◆マンパワーが不足
7月22日で東日本大震災発生から500日。中央本部会合前日の23日に記者会見した萬歳会長は「被災地には大きな爪痕が残っている。営農再開に向けた環境整備が進んでいない地域も多く先行きが見えない不安が募っている」と復旧・復興の遅れを指摘した。
津波被害を受けた農地約2.4万haのうち、政府は約4割が今年度末までに営農再開が可能になるとしているが、JA全中の調べでは、復旧しても普通に営農ができない状況だったり、営農再開といっても作業の一部を再開できるにすぎない状態も含まれているという。 萬歳会長はこうした現状にも関わらず「復興が進んでいるかのような報道や被災地のことを忘れたようなまったく感度の違う発言もある」と批判、「復興よりも先にやるべきことはないと思う、というのがわれわれの主張」と強調した。
復旧・復興の遅れは関係予算の執行状況にも現れている。23年度の関係予算(4次補正を除く)15兆円のうち執行率は60.6%。農水省関係予算は1.5兆円だが、執行率は40%にとどまっている。
その要因について冨士重夫JA全中専務は「復興計画は自治体任せで現場への国の関与が不十分」なことを挙げ「国が責任と自覚を持って推進していくべきだ」と訴え、とくに人的支援の強化が重要だと指摘した。
24日に岩本司農水副大臣にJAグループ代表が要請をした際、JA宮城中央会の菅原章夫会長も「被災農家の経営再開支援事業は評価できるが交付金などの手続きに時間がかかることなどに苦労している」と国のマンパワーが不足している現状を訴えた。
◆風評被害対策も急務
原発事故の被害も深刻化している。
JA岩手県中央会の田沼征彦会長は牧草の除染が進んでいない現状や東電の賠償金支払いも滞っていて「生活できない」農業者もいる苦境を要請で強調した。
JAグループは昨年4月から東電に対して損害賠償請求を開始。6月末現在、19都道県協議会が請求した。請求額は2306億円だが、6月末までに支払われたのは1523億円で一部請求については支払いが滞っているという。また、今年からは請求から2カ月後に本払いをすると東電は方針を示したが、「まったく実施されていない」(冨士専務)という。
放射能に汚染された稲わら処理なども動いていない。
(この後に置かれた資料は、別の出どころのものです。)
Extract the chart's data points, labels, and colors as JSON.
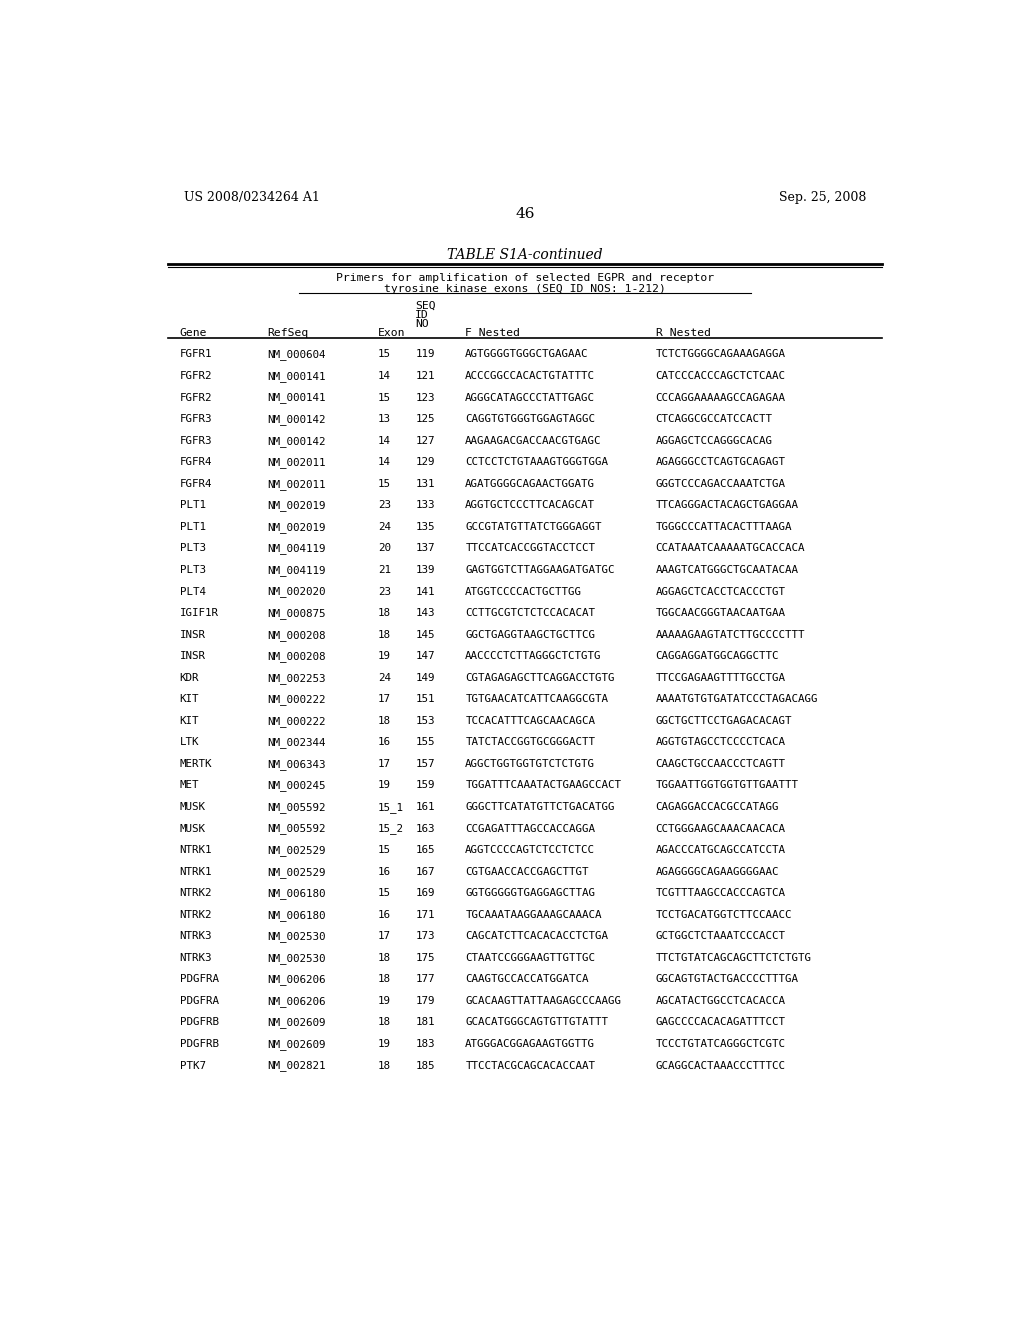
{
  "header_left": "US 2008/0234264 A1",
  "header_right": "Sep. 25, 2008",
  "page_number": "46",
  "table_title": "TABLE S1A-continued",
  "subtitle1": "Primers for amplification of selected EGPR and receptor",
  "subtitle2": "tyrosine kinase exons (SEQ ID NOS: 1-212)",
  "rows": [
    [
      "FGFR1",
      "NM_000604",
      "15",
      "119",
      "AGTGGGGTGGGCTGAGAAC",
      "TCTCTGGGGCAGAAAGAGGA"
    ],
    [
      "FGFR2",
      "NM_000141",
      "14",
      "121",
      "ACCCGGCCACACTGTATTTC",
      "CATCCCACCCAGCTCTCAAC"
    ],
    [
      "FGFR2",
      "NM_000141",
      "15",
      "123",
      "AGGGCATAGCCCTATTGAGC",
      "CCCAGGAAAAAGCCAGAGAA"
    ],
    [
      "FGFR3",
      "NM_000142",
      "13",
      "125",
      "CAGGTGTGGGTGGAGTAGGC",
      "CTCAGGCGCCATCCACTT"
    ],
    [
      "FGFR3",
      "NM_000142",
      "14",
      "127",
      "AAGAAGACGACCAACGTGAGC",
      "AGGAGCTCCAGGGCACAG"
    ],
    [
      "FGFR4",
      "NM_002011",
      "14",
      "129",
      "CCTCCTCTGTAAAGTGGGTGGA",
      "AGAGGGCCTCAGTGCAGAGT"
    ],
    [
      "FGFR4",
      "NM_002011",
      "15",
      "131",
      "AGATGGGGCAGAACTGGATG",
      "GGGTCCCAGACCAAATCTGA"
    ],
    [
      "PLT1",
      "NM_002019",
      "23",
      "133",
      "AGGTGCTCCCTTCACAGCAT",
      "TTCAGGGACTACAGCTGAGGAA"
    ],
    [
      "PLT1",
      "NM_002019",
      "24",
      "135",
      "GCCGTATGTTATCTGGGAGGT",
      "TGGGCCCATTACACTTTAAGA"
    ],
    [
      "PLT3",
      "NM_004119",
      "20",
      "137",
      "TTCCATCACCGGTACCTCCT",
      "CCATAAATCAAAAATGCACCACA"
    ],
    [
      "PLT3",
      "NM_004119",
      "21",
      "139",
      "GAGTGGTCTTAGGAAGATGATGC",
      "AAAGTCATGGGCTGCAATACAA"
    ],
    [
      "PLT4",
      "NM_002020",
      "23",
      "141",
      "ATGGTCCCCACTGCTTGG",
      "AGGAGCTCACCTCACCCTGT"
    ],
    [
      "IGIF1R",
      "NM_000875",
      "18",
      "143",
      "CCTTGCGTCTCTCCACACAT",
      "TGGCAACGGGTAACAATGAA"
    ],
    [
      "INSR",
      "NM_000208",
      "18",
      "145",
      "GGCTGAGGTAAGCTGCTTCG",
      "AAAAAGAAGTATCTTGCCCCTTT"
    ],
    [
      "INSR",
      "NM_000208",
      "19",
      "147",
      "AACCCCTCTTAGGGCTCTGTG",
      "CAGGAGGATGGCAGGCTTC"
    ],
    [
      "KDR",
      "NM_002253",
      "24",
      "149",
      "CGTAGAGAGCTTCAGGACCTGTG",
      "TTCCGAGAAGTTTTGCCTGA"
    ],
    [
      "KIT",
      "NM_000222",
      "17",
      "151",
      "TGTGAACATCATTCAAGGCGTA",
      "AAAATGTGTGATATCCCTAGACAGG"
    ],
    [
      "KIT",
      "NM_000222",
      "18",
      "153",
      "TCCACATTTCAGCAACAGCA",
      "GGCTGCTTCCTGAGACACAGT"
    ],
    [
      "LTK",
      "NM_002344",
      "16",
      "155",
      "TATCTACCGGTGCGGGACTT",
      "AGGTGTAGCCTCCCCTCACA"
    ],
    [
      "MERTK",
      "NM_006343",
      "17",
      "157",
      "AGGCTGGTGGTGTCTCTGTG",
      "CAAGCTGCCAACCCTCAGTT"
    ],
    [
      "MET",
      "NM_000245",
      "19",
      "159",
      "TGGATTTCAAATACTGAAGCCACT",
      "TGGAATTGGTGGTGTTGAATTT"
    ],
    [
      "MUSK",
      "NM_005592",
      "15_1",
      "161",
      "GGGCTTCATATGTTCTGACATGG",
      "CAGAGGACCACGCCATAGG"
    ],
    [
      "MUSK",
      "NM_005592",
      "15_2",
      "163",
      "CCGAGATTTAGCCACCAGGA",
      "CCTGGGAAGCAAACAACACA"
    ],
    [
      "NTRK1",
      "NM_002529",
      "15",
      "165",
      "AGGTCCCCAGTCTCCTCTCC",
      "AGACCCATGCAGCCATCCTA"
    ],
    [
      "NTRK1",
      "NM_002529",
      "16",
      "167",
      "CGTGAACCACCGAGCTTGT",
      "AGAGGGGCAGAAGGGGAAC"
    ],
    [
      "NTRK2",
      "NM_006180",
      "15",
      "169",
      "GGTGGGGGTGAGGAGCTTAG",
      "TCGTTTAAGCCACCCAGTCA"
    ],
    [
      "NTRK2",
      "NM_006180",
      "16",
      "171",
      "TGCAAATAAGGAAAGCAAACA",
      "TCCTGACATGGTCTTCCAACC"
    ],
    [
      "NTRK3",
      "NM_002530",
      "17",
      "173",
      "CAGCATCTTCACACACCTCTGA",
      "GCTGGCTCTAAATCCCACCT"
    ],
    [
      "NTRK3",
      "NM_002530",
      "18",
      "175",
      "CTAATCCGGGAAGTTGTTGC",
      "TTCTGTATCAGCAGCTTCTCTGTG"
    ],
    [
      "PDGFRA",
      "NM_006206",
      "18",
      "177",
      "CAAGTGCCACCATGGATCA",
      "GGCAGTGTACTGACCCCTTTGA"
    ],
    [
      "PDGFRA",
      "NM_006206",
      "19",
      "179",
      "GCACAAGTTATTAAGAGCCCAAGG",
      "AGCATACTGGCCTCACACCA"
    ],
    [
      "PDGFRB",
      "NM_002609",
      "18",
      "181",
      "GCACATGGGCAGTGTTGTATTT",
      "GAGCCCCACACAGATTTCCT"
    ],
    [
      "PDGFRB",
      "NM_002609",
      "19",
      "183",
      "ATGGGACGGAGAAGTGGTTG",
      "TCCCTGTATCAGGGCTCGTC"
    ],
    [
      "PTK7",
      "NM_002821",
      "18",
      "185",
      "TTCCTACGCAGCACACCAAT",
      "GCAGGCACTAAACCCTTTCC"
    ]
  ]
}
宮城県の菅原会長によると、県内で汚染稲わらが4700t、たい肥が4万t、牧草が9000t滞留しており、最終処分も決まっていない状況だ。
JA福島中央会の庄條【徳】一会長はこの冬、「寒いなか2万本の果樹を高圧洗浄し、水田の天地返しもするなど、農家はやることはすべてやった。検査をして安心・安全にもかかわらず風評被害は一向に収まらない」と強調した。
東京市場における牛枝肉卸売価格(和牛去勢)の全平均価格はこの6月で1kgあたり1669円と1年前の1400円台から回復した。しかし、福島産は同1307円と全国平均を大きく下回っている。
庄條会長は「検査で(新基準値の)100ベクレル以下なのに、なぜ差別されるのか。安全が確認されているのに、お客さんに安全です、と訴えながら販売しなければならないのははなはだ遺憾だ」と憤りも現し、岩本副大臣に対して正当な評価による販売を流通業界に指導することを求めた。
岩本副大臣は農水省だけでなく関係省庁連絡会議での協議にも要請を反映させるなどと話した。
要請項目は以下のとおり。
○復興推進体制の強化、○営農再開支援対策、○活力ある農業づくりに向けた農地等の整備対策、○国産農畜産物の安全性確保、信頼回復対策、○風評被害対策、○農地と農業生産の再生・確保対策、○稲わら、牧草、たい肥、乾燥椎茸等の一時保管・最終処分対策、○米の検査・隔離・処分対策、○東電および国による迅速かつ万全な損害賠償、○損害賠償金に対する税制特例の措置。
※【 】内の字は正式には旧字体です。